A GREVE*
(UNESP e CERCANIAS)
A Greve esmagará os arrogantes, os despeitados, os grileiros da universidade.
A Greve acabará com todas as neuras, picuinhas, namoricos e escorbutos.
A Greve dará um jeito na vida de doentes, docentes, discentes, dementes e ausentes, promoverá a ressurreição do Corpo.
A Greve é a grande alavanca epistemológica.
A Greve é o trunfo das nossas bibliografias, a dedicatória das nossas dissertações.
A Greve é uma nota de rodapé.
A Greve é a grande licença poética da revolução.
A Greve deixará todo mundo de cara.
A Greve, no fundo, é chaparral e curral e coxo.
A Greve, como invenção, é maior que a roda quadrada.
A Greve serve de digestivo, sonífero, antisséptico.
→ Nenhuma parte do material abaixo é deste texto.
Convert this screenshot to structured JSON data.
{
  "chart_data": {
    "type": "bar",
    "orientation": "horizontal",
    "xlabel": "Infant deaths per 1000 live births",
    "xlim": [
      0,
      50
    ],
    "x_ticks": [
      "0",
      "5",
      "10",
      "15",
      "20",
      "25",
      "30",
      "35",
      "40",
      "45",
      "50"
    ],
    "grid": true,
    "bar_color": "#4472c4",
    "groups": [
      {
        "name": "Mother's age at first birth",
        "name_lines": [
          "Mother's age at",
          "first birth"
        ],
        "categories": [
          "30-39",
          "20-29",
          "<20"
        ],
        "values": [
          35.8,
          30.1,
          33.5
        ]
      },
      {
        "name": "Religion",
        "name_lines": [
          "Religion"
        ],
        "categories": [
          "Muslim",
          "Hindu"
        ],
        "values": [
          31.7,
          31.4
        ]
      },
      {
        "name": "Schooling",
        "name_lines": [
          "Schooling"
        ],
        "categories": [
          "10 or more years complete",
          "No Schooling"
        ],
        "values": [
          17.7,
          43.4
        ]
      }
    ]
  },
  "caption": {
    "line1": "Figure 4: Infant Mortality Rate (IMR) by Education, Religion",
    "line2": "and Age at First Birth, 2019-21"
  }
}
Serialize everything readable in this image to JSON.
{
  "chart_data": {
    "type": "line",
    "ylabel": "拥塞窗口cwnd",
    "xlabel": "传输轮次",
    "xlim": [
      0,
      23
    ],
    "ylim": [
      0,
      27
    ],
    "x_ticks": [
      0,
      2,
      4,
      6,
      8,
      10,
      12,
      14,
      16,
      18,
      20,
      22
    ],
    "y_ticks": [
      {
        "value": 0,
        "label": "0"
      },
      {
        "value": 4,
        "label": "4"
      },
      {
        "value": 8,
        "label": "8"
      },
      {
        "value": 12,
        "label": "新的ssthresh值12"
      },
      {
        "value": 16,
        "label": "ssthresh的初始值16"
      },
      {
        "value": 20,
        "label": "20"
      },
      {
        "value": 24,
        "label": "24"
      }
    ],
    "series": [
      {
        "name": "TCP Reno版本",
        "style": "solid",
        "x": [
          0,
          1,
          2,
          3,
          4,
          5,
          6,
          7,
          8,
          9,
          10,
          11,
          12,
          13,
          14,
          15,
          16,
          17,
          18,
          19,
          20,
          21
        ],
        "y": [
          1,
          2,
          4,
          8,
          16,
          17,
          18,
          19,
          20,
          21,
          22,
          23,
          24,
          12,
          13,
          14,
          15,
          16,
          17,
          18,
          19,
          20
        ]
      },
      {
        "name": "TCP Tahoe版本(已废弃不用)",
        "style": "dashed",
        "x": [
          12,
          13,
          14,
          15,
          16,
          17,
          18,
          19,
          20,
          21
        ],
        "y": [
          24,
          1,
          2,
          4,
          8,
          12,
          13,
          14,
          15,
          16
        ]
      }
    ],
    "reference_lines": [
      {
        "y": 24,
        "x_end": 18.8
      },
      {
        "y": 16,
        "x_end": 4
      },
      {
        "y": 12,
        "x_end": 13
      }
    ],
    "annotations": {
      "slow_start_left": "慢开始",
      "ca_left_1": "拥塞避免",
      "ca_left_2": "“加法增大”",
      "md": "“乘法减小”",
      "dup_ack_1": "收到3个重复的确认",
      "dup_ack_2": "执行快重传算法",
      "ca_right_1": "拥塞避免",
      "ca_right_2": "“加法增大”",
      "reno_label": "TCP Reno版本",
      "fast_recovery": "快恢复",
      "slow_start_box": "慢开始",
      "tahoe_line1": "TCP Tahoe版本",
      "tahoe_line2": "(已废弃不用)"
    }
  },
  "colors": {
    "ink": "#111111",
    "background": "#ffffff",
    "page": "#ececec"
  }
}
A Greve é o estomago, o veneno, o anídoto.
A Greve é uma imensa maquina de lavar a calçada dos poderosos.
A Greve é a grande biblioteca dos povos.
A Greve é um dever-de-casa-tamanho-família.
A Greve é o eterno playground dos perversos, o calvário dos neuróticos.
A Greve é o grande estereótipo da Classe, antitabu por excelência.
A Greve, a Grande Greve, é homeopática.
A Greve é o papel carbono da burocracia!
A Greve é um pedágio de ninguém, invenção divina, paralisação geral após sete dias.
A Greve é o diabo!
A Greve é, pasmem, materialista, racional.
A Greve é um encosto.
A Greve inaugurou o mal necessário.
A Greve é estresse, sombra e água mesma.
A Greve é profissão de fé da dialética.
A Greve é uma rede cheia de espinhos, a tal penitência da bem-aventurança!
*nota: créditos ao poeta Jean C. PORTELA; texto produzido em 1996 mas atualíssimo todavia!